Il Governatore siciliano, insieme al premier Mario Monti, è stato uno dei bersagli principali della manifestazione: tra l’inno di Mameli intonato dai militanti di Casa Pound e canzoni popolari cantate a ritmo di tamburo si sono poi sprecati gli slogan contro il presidente di Confindustria Sicilia Ivan Lo Bello, reo di aver lanciato l’allarme sulle possibili infiltrazioni mafiose all’interno dei Forconi. “Il mandante sei tu e i tuoi sindacalisti” recitava uno striscione. “La verità che la mafia non scenderebbe mai in strada. Semmai forse si trova già al potere – ha detto il leader di Forza d’Urto Mariano Ferro – ”Siamo disposti a tutto, anche alla morte. Non ci fermano, la politica faccia la sua parte oppure vadano tutti a casa. “. Ferro, agricoltore di Avola, marciava al centro del corteo protetto da alcuni contadini stretti a fargli da cordone di sicurezza. Poco distante c’era anche Martino Morsello, l’altro leader dei Forconi, con cui Ferro è entrato in polemica a causa della manifesta vicinanza della famiglia Morsello a Forza Nuova. E proprio durante il corteo le forze dell’ordine hanno allontanato alcuni militanti del partito di estrema destra, che avevano iniziato a distribuire volantini. “Questa spaccatura tra i capi – hanno commentato alcuni manifestanti – non fa bene a nessuno”. Spaccatura che si è in parte sanata quando Pippo Richichi, il leader degli autotrasportatori che aveva criticato la scelta di Ferro di andare a protestare a Roma, si è avvicinato all’agricoltore di Avola, abbracciandolo e baciandolo calorosamente su entrambe le guance . “Ci siamo chiariti il fronte è di nuovo compatto” ha annunciato Richichi, che già dieci anni fa era a capo dello sciopero degli autotrasportatori che aveva bloccato per una settimana la Sicilia, finendo anche in carcere per avere tagliate le gomme di alcuni tir.

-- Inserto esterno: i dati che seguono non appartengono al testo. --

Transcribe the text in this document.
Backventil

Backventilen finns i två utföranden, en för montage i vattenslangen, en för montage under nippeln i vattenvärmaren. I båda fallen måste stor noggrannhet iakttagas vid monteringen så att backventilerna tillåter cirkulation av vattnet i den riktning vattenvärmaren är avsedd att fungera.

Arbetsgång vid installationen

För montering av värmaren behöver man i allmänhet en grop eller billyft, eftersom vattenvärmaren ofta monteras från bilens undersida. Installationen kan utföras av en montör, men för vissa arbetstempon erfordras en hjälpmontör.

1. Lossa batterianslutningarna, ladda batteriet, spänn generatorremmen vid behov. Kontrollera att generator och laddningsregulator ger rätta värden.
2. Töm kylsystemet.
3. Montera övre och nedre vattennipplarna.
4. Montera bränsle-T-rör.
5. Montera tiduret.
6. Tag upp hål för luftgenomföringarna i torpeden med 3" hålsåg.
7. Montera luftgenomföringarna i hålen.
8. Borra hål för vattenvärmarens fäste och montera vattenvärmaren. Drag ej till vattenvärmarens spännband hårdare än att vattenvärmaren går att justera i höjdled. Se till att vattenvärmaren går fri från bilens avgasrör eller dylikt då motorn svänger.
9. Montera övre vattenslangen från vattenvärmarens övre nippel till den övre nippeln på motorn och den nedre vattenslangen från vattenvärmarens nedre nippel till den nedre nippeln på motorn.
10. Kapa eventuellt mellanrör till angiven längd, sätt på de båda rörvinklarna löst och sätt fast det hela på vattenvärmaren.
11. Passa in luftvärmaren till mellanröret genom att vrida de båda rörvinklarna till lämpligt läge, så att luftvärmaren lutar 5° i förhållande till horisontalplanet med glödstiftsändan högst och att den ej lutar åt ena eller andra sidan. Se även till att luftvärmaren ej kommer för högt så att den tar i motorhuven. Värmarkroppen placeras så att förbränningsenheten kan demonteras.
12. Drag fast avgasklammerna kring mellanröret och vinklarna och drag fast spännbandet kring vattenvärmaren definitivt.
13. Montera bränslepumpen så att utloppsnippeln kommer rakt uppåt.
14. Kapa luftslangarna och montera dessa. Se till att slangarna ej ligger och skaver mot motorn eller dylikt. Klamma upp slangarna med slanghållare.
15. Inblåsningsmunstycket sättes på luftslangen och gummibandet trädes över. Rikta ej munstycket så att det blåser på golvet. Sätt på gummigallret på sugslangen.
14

E mentre i Forconi marciano verso la sede della presidenza della Regione, dove si fermeranno in blocco, il presidente Lombardo incontrerà in queste ore a Palazzo Chigi il premier Mario Monti: “Chiederemo certezze sul trasporto: tariffe, ecobonus, costo dei carburanti E anche sull’arretrato Inps che soffoca le imprese’. Ma nonostante le assicurazioni del Governatore i Forconi continuano ad essere tutt’altro che fiduciosi. ”Non mi aspetto nulla di buono dal vertice tra Monti e Lombardo. Siamo in uno stato di polizia” ha chiosato il leader degli autotrasportatori Richichi, che nei giorni scorsi si era spinto a dichiarare ai microfoni de La7 che “le infiltrazioni mafiose nel movimento non vanno assolutamente criminalizzate”.